La seconde solution est une extension de l’abaque budgétaire dans l’ensemble de l’économie, suivant la logique suivante : le Cameroun est capable de fabriquer un grand nombre de produits qu’il importe aujourd’hui, tels que les habits, les chaussures, les biens alimentaires, les ustensiles de cuisines, certains produits électroniques etc. Il l’a fait naguère et peut également le refaire, mais à la condition que l’industrie nationale soit préservée des effets corrosifs d’une compétition extérieure de plus en plus agressive et des importations-brocante qui inondent le marché local de produits usagers et obsolètes, à des prix pratiquement imbattables.
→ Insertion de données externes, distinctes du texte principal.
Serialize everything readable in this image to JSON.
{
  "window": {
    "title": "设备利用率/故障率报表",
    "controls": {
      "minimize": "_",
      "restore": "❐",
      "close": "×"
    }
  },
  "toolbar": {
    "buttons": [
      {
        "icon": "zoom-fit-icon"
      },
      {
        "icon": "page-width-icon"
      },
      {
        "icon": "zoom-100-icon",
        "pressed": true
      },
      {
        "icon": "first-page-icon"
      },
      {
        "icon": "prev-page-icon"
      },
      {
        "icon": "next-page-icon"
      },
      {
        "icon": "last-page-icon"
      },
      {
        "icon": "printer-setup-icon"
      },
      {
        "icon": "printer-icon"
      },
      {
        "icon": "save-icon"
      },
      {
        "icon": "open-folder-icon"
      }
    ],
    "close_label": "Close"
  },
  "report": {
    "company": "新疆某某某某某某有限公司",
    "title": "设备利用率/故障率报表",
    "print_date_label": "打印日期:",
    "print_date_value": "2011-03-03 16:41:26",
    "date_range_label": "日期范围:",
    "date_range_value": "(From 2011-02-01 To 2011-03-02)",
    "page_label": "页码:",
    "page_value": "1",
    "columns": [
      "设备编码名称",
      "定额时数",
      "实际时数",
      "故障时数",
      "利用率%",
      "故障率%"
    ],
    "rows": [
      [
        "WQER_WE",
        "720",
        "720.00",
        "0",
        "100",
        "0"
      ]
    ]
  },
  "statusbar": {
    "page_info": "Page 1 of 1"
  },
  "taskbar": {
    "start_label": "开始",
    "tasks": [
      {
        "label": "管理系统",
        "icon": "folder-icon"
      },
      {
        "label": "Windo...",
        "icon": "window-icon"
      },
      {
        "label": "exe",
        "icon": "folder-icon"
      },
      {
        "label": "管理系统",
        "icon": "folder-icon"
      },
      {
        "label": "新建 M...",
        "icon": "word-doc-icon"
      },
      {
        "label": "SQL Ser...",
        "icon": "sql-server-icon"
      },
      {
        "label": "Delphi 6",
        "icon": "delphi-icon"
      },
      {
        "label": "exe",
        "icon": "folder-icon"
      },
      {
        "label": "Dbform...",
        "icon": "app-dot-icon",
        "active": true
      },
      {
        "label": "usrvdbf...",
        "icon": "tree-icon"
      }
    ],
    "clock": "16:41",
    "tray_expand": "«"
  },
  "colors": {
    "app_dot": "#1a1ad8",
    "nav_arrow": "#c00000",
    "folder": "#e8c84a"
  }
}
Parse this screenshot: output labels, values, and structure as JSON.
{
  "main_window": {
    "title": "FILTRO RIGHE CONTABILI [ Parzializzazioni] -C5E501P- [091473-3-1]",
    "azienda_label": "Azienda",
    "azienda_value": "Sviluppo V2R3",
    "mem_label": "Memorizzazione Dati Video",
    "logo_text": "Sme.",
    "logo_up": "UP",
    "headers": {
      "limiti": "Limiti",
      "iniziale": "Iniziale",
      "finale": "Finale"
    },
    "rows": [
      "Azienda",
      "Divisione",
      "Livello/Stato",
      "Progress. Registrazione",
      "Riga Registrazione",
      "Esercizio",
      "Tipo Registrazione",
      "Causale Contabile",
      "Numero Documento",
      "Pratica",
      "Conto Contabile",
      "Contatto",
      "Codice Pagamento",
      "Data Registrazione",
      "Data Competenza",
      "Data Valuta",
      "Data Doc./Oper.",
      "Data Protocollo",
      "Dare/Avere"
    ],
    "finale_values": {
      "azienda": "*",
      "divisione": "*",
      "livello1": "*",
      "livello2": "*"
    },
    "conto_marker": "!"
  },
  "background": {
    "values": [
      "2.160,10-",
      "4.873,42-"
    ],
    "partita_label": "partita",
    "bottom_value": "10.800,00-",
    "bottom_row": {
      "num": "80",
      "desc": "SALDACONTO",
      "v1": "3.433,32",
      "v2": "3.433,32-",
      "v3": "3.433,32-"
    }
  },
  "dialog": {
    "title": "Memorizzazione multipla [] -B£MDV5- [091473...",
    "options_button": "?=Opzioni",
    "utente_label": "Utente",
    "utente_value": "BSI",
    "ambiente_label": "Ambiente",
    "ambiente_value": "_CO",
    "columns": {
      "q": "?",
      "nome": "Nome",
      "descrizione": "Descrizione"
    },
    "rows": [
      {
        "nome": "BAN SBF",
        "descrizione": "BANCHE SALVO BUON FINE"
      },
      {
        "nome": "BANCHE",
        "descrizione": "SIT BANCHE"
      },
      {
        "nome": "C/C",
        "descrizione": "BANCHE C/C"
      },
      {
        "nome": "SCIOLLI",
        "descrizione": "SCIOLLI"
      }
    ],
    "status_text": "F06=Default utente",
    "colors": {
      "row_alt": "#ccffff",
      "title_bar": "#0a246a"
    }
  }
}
Cette corrosion assèche les capacités productives du pays et plombe son taux de croissance, et au regard du retard industriel du pays et de l’étroitesse du marché, la recherche de la compétitivité est un combat impossible à gagner. Au lieu de s’épuiser dans cette voie sans issue, pourquoi ne pas simplement créer, à côté du CFA, une monnaie locale totalement inconvertible, de manière à ce que ces produits locaux puissent être vendus uniquement avec cette monnaie ? De cette manière, une veste importée coûtera en FCFA, mais une veste cousue localement coûtera en cette monnaie locale. Les deux biens fonctionnant sur deux monnaies différentes et étanches, ne seront plus en concurrence et les vestes locales pourront prospérer dans le réseau local fondé sur la Monnaie locale.
Un système proche fonctionne en Suisse depuis 1934 où cohabitent de manière binaire le Franc Suisse et le WIR, et dans la ville américaine d’Ithaca qui fonctionne avec le dollar et les Hours depuis 1987.
Ces systèmes, conçus pour combattre le chômage et les délocalisations, constituent également la solution au sous-développement de l’Afrique. Ils constituent la seule piste capable de réaliser la Vision et stabiliser la gestion du budget.
Faute d’appliquer l’une de ces deux solutions, il y a lieu de craindre que les difficultés budgétaires notées au cours des années précédentes s’accélèrent, à savoir :
-l’impossibilité de réaliser les Grands Projets, en dehors de ceux directement financés par l’extérieur, avec des contreparties de plus en plus monstrueuses (implantation des étrangers en colonies de peuplement, concessions trop longues et iniques, surendettement,…)
-la sous-consommation ou la dilapidation des crédits en opérations peu utiles (séminaires, manifestations festives, détournements de fonds, etc.) ;
-la gestion de plus en plus discontinue du budget, avec multiplication des quotas qui s’épuiseront en un mois, une semaine, puis en un jour, puis en une heure ;
-les difficultés des plus en plus importantes de payer les salaires, avec notamment une réduction drastique (nominale, par dévaluation ou par arriérés) attendue avant la fin 2013...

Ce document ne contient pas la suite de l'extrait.